A police officer uses lethal force on an unarmed non-white citizen. One bystander sees police self-defense while another sees racially motivated police brutality. It is an all too common story. Prosecutors and criminal defense lawyers know that a range of race, class, and sociopolitical-influenced perceptions make eyewitness testimony highly variable and often reliable. However, what happened is not just a matter of perception. There is a reality to the dead person’s innocence and the bias that caused it.
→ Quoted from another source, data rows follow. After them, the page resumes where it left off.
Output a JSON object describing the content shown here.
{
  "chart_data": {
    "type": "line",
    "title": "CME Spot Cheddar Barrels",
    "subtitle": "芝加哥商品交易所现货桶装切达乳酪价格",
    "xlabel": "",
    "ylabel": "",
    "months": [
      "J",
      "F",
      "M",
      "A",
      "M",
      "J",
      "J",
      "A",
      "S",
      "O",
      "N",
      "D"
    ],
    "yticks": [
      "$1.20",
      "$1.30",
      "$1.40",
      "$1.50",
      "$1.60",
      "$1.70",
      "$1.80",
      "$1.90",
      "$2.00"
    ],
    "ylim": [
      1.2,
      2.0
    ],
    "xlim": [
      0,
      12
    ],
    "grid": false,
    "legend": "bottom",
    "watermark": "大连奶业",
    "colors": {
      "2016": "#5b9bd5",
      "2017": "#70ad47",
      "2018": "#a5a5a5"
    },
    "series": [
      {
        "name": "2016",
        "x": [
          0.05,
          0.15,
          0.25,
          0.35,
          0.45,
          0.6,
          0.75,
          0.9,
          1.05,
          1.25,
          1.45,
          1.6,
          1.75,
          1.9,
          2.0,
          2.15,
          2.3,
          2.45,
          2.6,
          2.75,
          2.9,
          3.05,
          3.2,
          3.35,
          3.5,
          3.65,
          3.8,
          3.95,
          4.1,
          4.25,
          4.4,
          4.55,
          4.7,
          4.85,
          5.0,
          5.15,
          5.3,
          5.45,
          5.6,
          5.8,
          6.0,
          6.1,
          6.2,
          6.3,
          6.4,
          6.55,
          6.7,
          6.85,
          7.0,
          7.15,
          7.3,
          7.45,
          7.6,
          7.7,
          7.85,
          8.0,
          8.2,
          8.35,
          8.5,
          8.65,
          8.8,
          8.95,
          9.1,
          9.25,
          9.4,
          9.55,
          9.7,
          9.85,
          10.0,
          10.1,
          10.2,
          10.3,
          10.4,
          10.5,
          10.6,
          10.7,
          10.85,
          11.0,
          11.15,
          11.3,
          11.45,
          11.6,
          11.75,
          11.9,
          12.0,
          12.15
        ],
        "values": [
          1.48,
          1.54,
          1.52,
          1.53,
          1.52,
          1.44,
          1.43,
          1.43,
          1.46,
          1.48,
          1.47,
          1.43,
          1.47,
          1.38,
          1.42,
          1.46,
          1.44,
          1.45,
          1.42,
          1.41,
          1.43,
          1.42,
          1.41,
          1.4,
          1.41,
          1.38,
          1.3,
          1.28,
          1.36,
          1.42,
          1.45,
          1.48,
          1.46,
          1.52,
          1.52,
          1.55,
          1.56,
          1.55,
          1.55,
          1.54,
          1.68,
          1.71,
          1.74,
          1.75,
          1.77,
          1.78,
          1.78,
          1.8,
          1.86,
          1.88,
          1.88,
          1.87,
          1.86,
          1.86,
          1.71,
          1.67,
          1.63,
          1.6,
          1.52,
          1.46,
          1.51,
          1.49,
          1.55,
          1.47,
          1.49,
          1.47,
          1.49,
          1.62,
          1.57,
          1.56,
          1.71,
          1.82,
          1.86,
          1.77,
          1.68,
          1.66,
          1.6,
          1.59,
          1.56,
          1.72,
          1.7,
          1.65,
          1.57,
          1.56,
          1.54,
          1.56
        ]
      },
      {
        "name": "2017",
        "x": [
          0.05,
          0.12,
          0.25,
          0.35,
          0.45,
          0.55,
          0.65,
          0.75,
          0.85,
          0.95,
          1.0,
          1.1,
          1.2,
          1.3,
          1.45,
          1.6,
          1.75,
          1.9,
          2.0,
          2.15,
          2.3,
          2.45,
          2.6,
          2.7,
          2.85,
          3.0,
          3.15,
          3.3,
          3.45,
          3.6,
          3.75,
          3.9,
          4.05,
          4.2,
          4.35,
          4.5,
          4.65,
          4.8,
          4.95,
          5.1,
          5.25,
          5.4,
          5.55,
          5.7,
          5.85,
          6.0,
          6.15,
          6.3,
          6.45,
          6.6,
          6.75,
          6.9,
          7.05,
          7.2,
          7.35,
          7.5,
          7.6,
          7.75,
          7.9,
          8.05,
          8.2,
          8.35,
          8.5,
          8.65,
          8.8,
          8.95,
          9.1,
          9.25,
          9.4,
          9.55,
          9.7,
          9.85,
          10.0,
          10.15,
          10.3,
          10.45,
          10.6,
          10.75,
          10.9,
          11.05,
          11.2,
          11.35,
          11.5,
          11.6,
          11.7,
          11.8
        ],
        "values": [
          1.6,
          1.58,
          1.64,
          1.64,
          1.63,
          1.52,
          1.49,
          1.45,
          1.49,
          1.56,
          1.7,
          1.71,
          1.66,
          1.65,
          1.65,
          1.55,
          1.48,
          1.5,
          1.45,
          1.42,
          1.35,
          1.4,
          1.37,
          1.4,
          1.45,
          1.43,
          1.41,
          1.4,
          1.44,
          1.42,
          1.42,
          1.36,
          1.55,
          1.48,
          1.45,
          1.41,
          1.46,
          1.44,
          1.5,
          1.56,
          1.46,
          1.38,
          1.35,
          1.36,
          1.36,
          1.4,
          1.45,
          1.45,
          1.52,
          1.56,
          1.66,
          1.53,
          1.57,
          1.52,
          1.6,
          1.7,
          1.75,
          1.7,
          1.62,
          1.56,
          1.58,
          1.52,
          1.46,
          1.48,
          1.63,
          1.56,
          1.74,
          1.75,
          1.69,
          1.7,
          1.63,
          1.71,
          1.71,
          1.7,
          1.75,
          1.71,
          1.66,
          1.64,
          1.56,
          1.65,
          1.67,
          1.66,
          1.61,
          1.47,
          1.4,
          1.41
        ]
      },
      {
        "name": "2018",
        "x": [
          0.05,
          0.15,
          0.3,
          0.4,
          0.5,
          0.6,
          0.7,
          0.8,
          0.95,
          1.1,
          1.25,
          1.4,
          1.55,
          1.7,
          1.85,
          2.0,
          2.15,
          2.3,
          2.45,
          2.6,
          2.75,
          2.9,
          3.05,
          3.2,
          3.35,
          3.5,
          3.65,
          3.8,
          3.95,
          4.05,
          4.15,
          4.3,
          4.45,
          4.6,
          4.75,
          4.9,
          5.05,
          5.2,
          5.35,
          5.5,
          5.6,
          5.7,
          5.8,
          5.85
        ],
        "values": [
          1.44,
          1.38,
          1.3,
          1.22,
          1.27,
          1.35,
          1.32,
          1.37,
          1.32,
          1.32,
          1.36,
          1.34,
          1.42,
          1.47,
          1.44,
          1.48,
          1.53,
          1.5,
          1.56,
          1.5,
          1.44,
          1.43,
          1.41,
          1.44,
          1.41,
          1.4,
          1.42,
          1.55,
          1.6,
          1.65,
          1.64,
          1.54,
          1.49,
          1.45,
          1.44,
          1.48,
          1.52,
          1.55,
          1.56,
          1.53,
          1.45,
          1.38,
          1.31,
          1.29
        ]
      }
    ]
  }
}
Reports of corruption and abrupt closing of charter schools attended by predominantly non-white children have become a regular occurrence. For example, its study, Asleep at the Wheel, the Network for Public Education recently chronicled the plethora of problems with charter schools. They found that the U.S. government has wasted up to $1 billion on charter schools that never opened or opened and then closed because of mismanagement and other reasons. Reports of abusive rigid discipline and high suspension rates are also common.
Charter school advocates are unfazed by such information, while others are appalled. As with eyewitnesses to crimes in which race and class are elements, varying perspectives explain different perceptions. Nonetheless, the disruption to the lives of innocent children, the drained funds from public schools, and the bias that caused it are real.
In recent years, people associated with the hedge fund industry, technology titans such as the Gates, Zuckerberg, and Jobs families, and right-wing foundations have all invested financial and political capital to promote charter schools. Their predominant ideological lens– no matter their political party affiliation– is competition and associated risk. That is why the liberal Gates and the conservative Walton families find common cause on charter schools. Long- and short-term triumphs and failures are essential features of their entrepreneurial worldview. Through that lens "start-ups" come and go, IPOs rise and fall, businesses merge, and divisions divested. Lost jobs and careers are collateral damage–especially when the victims are poor and/or not White. That is their normal. It is the world in which they have triumphed. They look at the world through the lens of their personal success. The losers in the process are, well–just part of how things get done. They have wealth and power and seek to impose and extend their will and perspective on everything within their reach. The public sector–including schools–is in their way. Increasingly democracy, and with it, government regulation is in their way too. Hence, they favor private over elected school boards. They are a tiny minority, but their perspective has gained bipartisan political and mass-media traction.
Another lens is the common good and its explicit companion, cross-racial unity. It has no wealth and power to extend its reach. However, it has a distinct advantage. It represents the vast majority of Americans. The questions you ask frame the answers you get. Let's ask, "Do you favor single a democratically-governed, high-quality public education system for every child or two taxpayer-funded systems: One privately-governed and another democratically governed?" I haven't seen such a poll, nor have I seen any that ask: “Is it fair to drain money from public schools to fund charter schools?” or “Is it acceptable for schools to frequently open and close?” My best guess is that the stability, the common good, and racial unity will win hands down over the disruptive, market competition, and racially-divisive perspectives.
The coming 2020 state and federal elections will be an opportunity to change direction. However, I don’t expect the candidates who are running for office to shed their pro-charter school biases on their own. I don’t expect them to advocate for an unambiguous common good, racial unity agenda for public education. That will require determined political action.
We need to tell them what we want. As a start, here are a few suggestions.
- Increase the funding for all public schools to the level of well-resourced suburban schools. (Note: Charter schools are not public)
- Fund schools through an equitable tax on wealthy individuals and corporations instead of inequitable local real estate taxes.
- Reduce class size so that students can get the attention they need.
- Fully fund special education.
- Increase teachers’ salaries so that they are commensurate with similar professions.
- Provide teachers with paid time for professional growth and collaboration.
- Do away with punishment and humiliation by high-stakes test scores.
- Fund Medicare-for-All, so that every child arrives at school healthy.
- Fund the Green-New-Deal, so children and their families have a sustainable, equitable future.
School privatization advocates have money. Public school advocates have the majority–If we make demands and vote.
Arthur H. Camins is a lifelong educator. He works part-time with curriculum developers at UC Berkeley as an assessment specialist. He retired recently as Director of the Center for Innovation in Engineering and Science Education at Stevens Institute of Technology. He has taught and been an administrator in New York City, Massachusetts, and Louisville, Kentucky. The ideas expressed in this article are his alone.